Grünen-Fraktionschefin Schulze attackiert Söder: Politik als Ego-Trip und Auspuffe statt Kruzifixe
Beim politischen Aschermittwoch ihrer Partei in Landshut hat Bayerns Grünen-Fraktionschefin Katharina Schulze Ministerpräsident Markus Söder (CSU) scharf kritisiert. In einer mit Spott und Ironie gespickten Rede warf sie dem CSU-Chef mangelnden Einsatz für andere vor und attackierte seine Wirtschaftspolitik als rückwärtsgewandt.
Schulze im Dirndl und guter Laune
Katharina Schulze erschien beim politischen Aschermittwoch der Grünen in Landshut gut gelaunt im traditionellen Dirndl. Doch hinter der fröhlichen Fassade verbarg sich eine scharfe politische Botschaft. Die Fraktionschefin nutzte die Bühne, um ihren Kontrahenten Markus Söder frontal anzugreifen.
Vorwurf des Ego-Trips
"Markus Söder arbeitet weiterhin nur für Markus Söder und das leider in Vollzeit", sagte Schulze vor den Parteimitgliedern. Sie spitzte ihre Kritik noch zu: "Manchmal habe man das Gefühl, auf der Tagesordnung des Kabinetts im Landtag stünden immer genau zwei Punkte: Erstens: Nützt es was dem Maggus? Und zweitens: Was gibt es danach zu essen?"

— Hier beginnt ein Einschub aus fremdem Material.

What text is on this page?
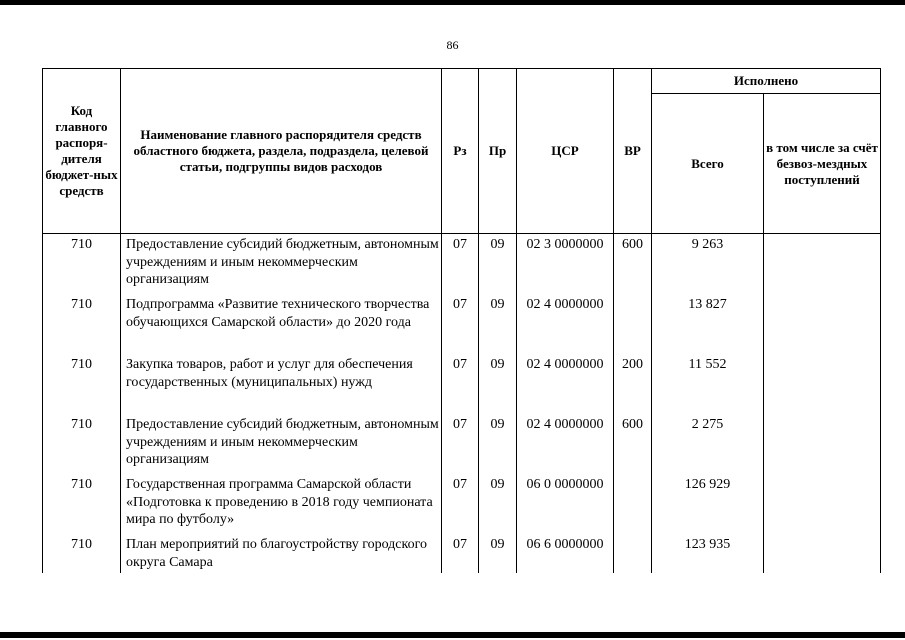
86
Код главного распоря-дителя бюджет-ных средств	Наименование главного распорядителя средств областного бюджета, раздела, подраздела, целевой статьи, подгруппы видов расходов	Рз	Пр	ЦСР	ВР	Исполнено	
						Всего	в том числе за счёт безвоз-мездных поступлений
710	Предоставление субсидий бюджетным, автономным учреждениям и иным некоммерческим организациям	07	09	02 3 0000000	600	9 263	
710	Подпрограмма «Развитие технического творчества обучающихся Самарской области» до 2020 года	07	09	02 4 0000000		13 827	
710	Закупка товаров, работ и услуг для обеспечения государственных (муниципальных) нужд	07	09	02 4 0000000	200	11 552	
710	Предоставление субсидий бюджетным, автономным учреждениям и иным некоммерческим организациям	07	09	02 4 0000000	600	2 275	
710	Государственная программа Самарской области «Подготовка к проведению в 2018 году чемпионата мира по футболу»	07	09	06 0 0000000		126 929	
710	План мероприятий по благоустройству городского округа Самара	07	09	06 6 0000000		123 935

Mit diesen Worten unterstellte Schulze dem Ministerpräsidenten, seine Politik primär auf persönliche Vorteile und nicht auf das Gemeinwohl auszurichten. Die Anspielung auf den Spitznamen "Maggus" für Söder verstärkte den persönlichen Charakter der Attacke.
Kritik an der Wirtschaftspolitik
Besonders hart ging Schulze mit der Wirtschaftspolitik der CSU ins Gericht. Sie warf Söder vor, Verbrenner-Autos "wie ein Heiligtum" zu behandeln und sie zu verteidigen, als hätte er sie selbst erfunden. "Wenn das so weitergeht, ihr Lieben, wird er irgendwann die Kruzifixe aus den Amtsstuben wieder abhängen und Auspuffrohre anhängen lassen", spottete die Grünen-Politikerin.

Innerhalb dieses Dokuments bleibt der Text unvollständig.